When I was a kid, it seemed as if my dad was always on a diet. He wasn’t particularly big, but I guess he had trouble controlling his blood pressure. (This was back in the days before doctors just threw a handful of pills at everyone who walked through their door.)
I can remember sitting down to burgers and mashed potatoes, while Dad would have a little piece of fish and a tomato. Eventually, Dad ate his suppers in the living room. I’m sure it was easier than watching four hungry kids wolf down piles of food.
It isn’t easy taking up a challenge alone. Even if your friends and family are supportive, you still feel isolated. And that makes it harder to keep moving forward.

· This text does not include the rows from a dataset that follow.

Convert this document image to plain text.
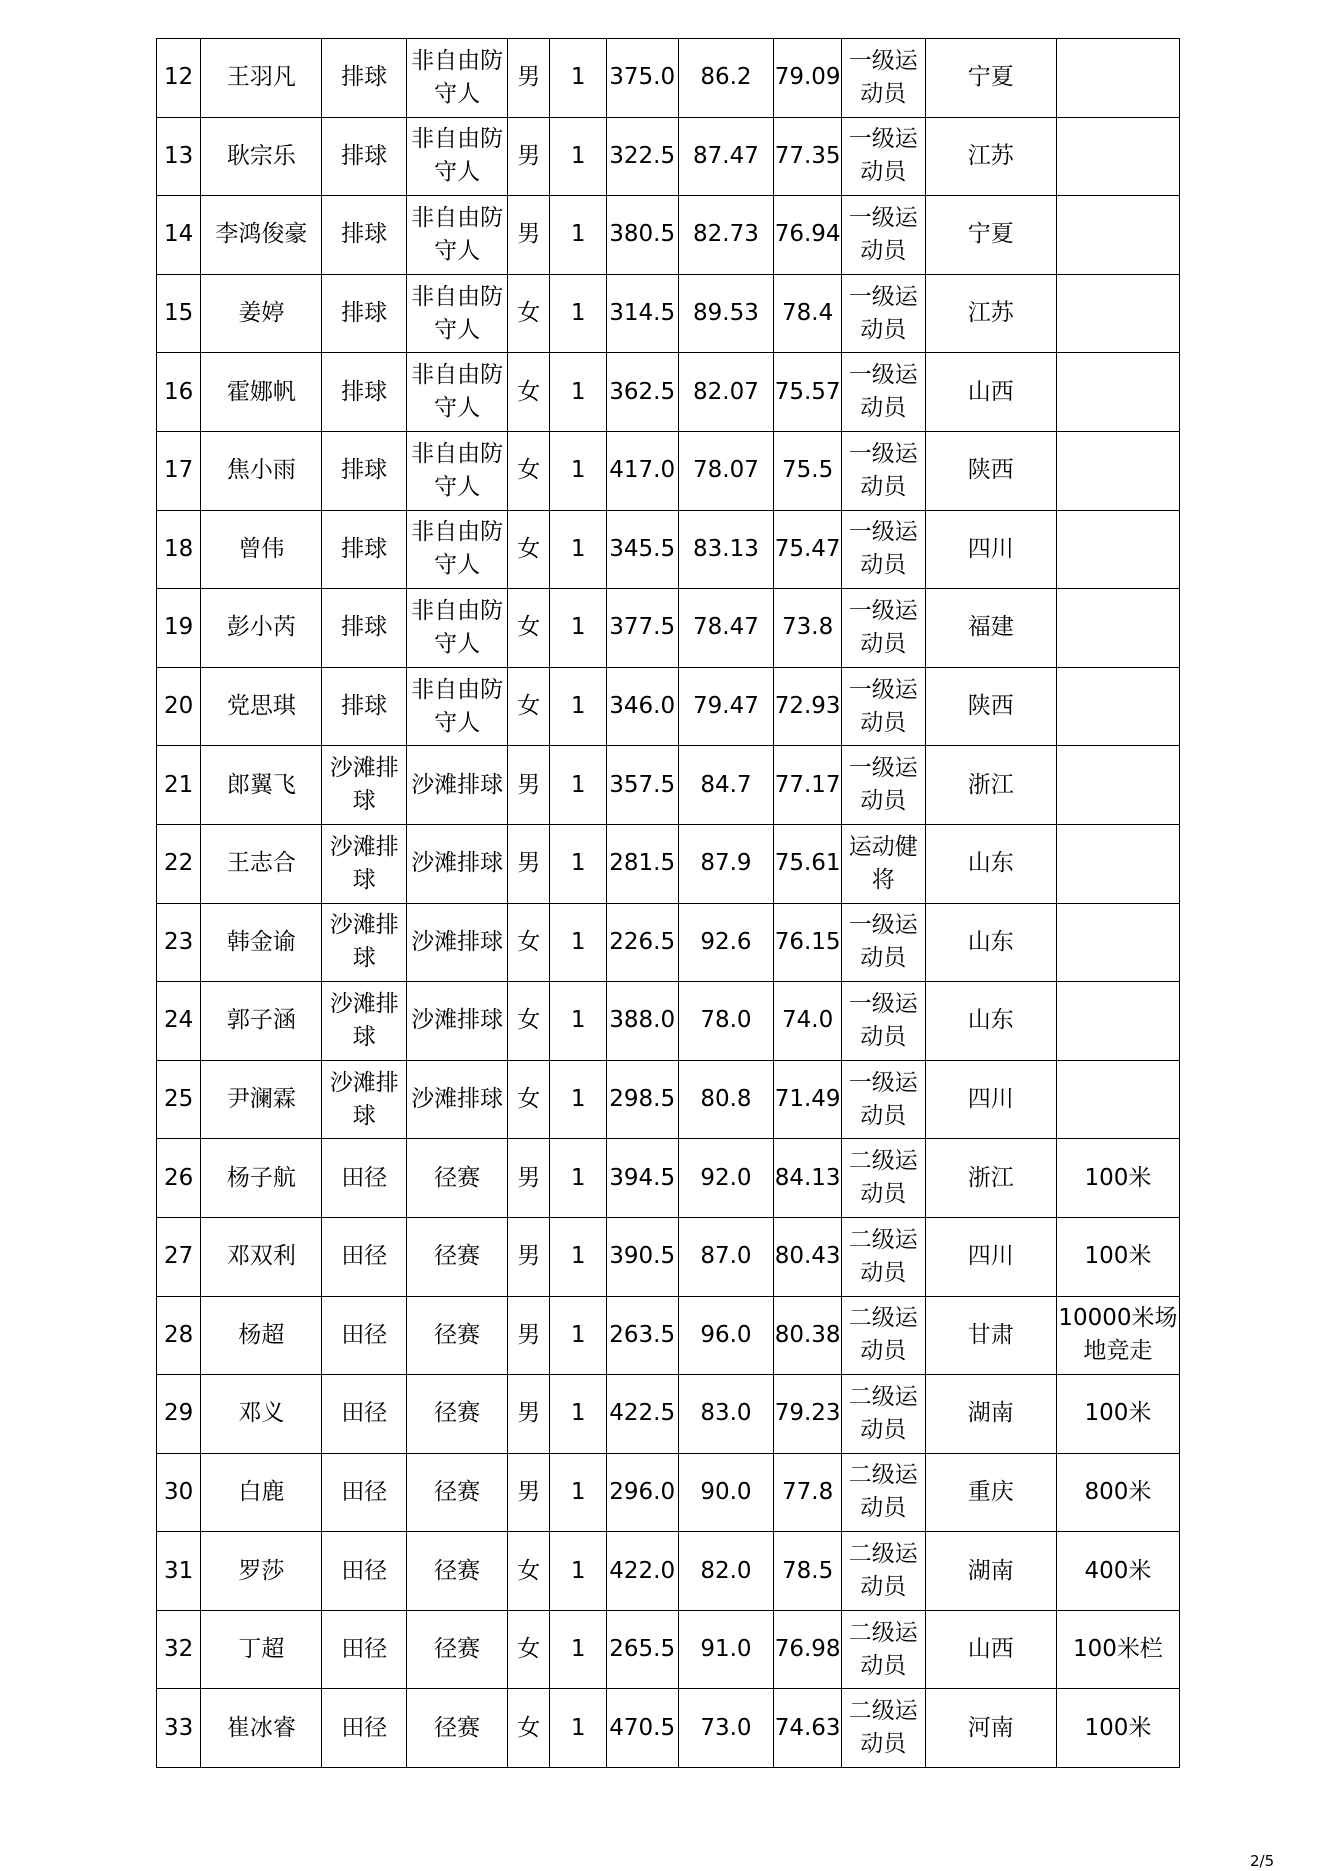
12	王羽凡	排球	非自由防守人	男	1	375.0	86.2	79.09	一级运动员	宁夏	
13	耿宗乐	排球	非自由防守人	男	1	322.5	87.47	77.35	一级运动员	江苏	
14	李鸿俊豪	排球	非自由防守人	男	1	380.5	82.73	76.94	一级运动员	宁夏	
15	姜婷	排球	非自由防守人	女	1	314.5	89.53	78.4	一级运动员	江苏	
16	霍娜帆	排球	非自由防守人	女	1	362.5	82.07	75.57	一级运动员	山西	
17	焦小雨	排球	非自由防守人	女	1	417.0	78.07	75.5	一级运动员	陕西	
18	曾伟	排球	非自由防守人	女	1	345.5	83.13	75.47	一级运动员	四川	
19	彭小芮	排球	非自由防守人	女	1	377.5	78.47	73.8	一级运动员	福建	
20	党思琪	排球	非自由防守人	女	1	346.0	79.47	72.93	一级运动员	陕西	
21	郎翼飞	沙滩排球	沙滩排球	男	1	357.5	84.7	77.17	一级运动员	浙江	
22	王志合	沙滩排球	沙滩排球	男	1	281.5	87.9	75.61	运动健将	山东	
23	韩金谕	沙滩排球	沙滩排球	女	1	226.5	92.6	76.15	一级运动员	山东	
24	郭子涵	沙滩排球	沙滩排球	女	1	388.0	78.0	74.0	一级运动员	山东	
25	尹澜霖	沙滩排球	沙滩排球	女	1	298.5	80.8	71.49	一级运动员	四川	
26	杨子航	田径	径赛	男	1	394.5	92.0	84.13	二级运动员	浙江	100米
27	邓双利	田径	径赛	男	1	390.5	87.0	80.43	二级运动员	四川	100米
28	杨超	田径	径赛	男	1	263.5	96.0	80.38	二级运动员	甘肃	10000米场地竞走
29	邓义	田径	径赛	男	1	422.5	83.0	79.23	二级运动员	湖南	100米
30	白鹿	田径	径赛	男	1	296.0	90.0	77.8	二级运动员	重庆	800米
31	罗莎	田径	径赛	女	1	422.0	82.0	78.5	二级运动员	湖南	400米
32	丁超	田径	径赛	女	1	265.5	91.0	76.98	二级运动员	山西	100米栏
33	崔冰睿	田径	径赛	女	1	470.5	73.0	74.63	二级运动员	河南	100米
2/5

That’s one of the big advantages HB and I have. We’ve taken on the challenge of building our health together.
Some days, one of us won’t feel like rolling out of bed at 5:30 or 6:00 AM. But if the other one hops out of bed, it’s easier to talk yourself out from under the covers. You don’t want to let your training partner down.
Sometimes, we both miss a morning workout. When that happens, one of us is usually motivated to head out in the evening. And the other one will go along. Even if one of us starts a workout out of guilt or obligation, we always wind up glad we did it.
This works well with eating, too.
One or the other of us is almost always motivated to make something healthy. The other one – who may be thinking more in terms of junk – will almost always give in to the motivated partner.
We make deals, too. “If you’ll walk downtown with me tonight, I’ll get you a small ice cream.” Our deals usually involve a small trade-off… but almost always wind up getting us to both be a little more active.
Plus, it’s a lot more fun to share little triumphs. Like when HB can get back into an old pair of jeans. Or I break another time barrier on a three-mile run.
This is the first time I’ve taken on a health challenge that I’m not going it alone. And I have to admit, it’s a lot better with a partner.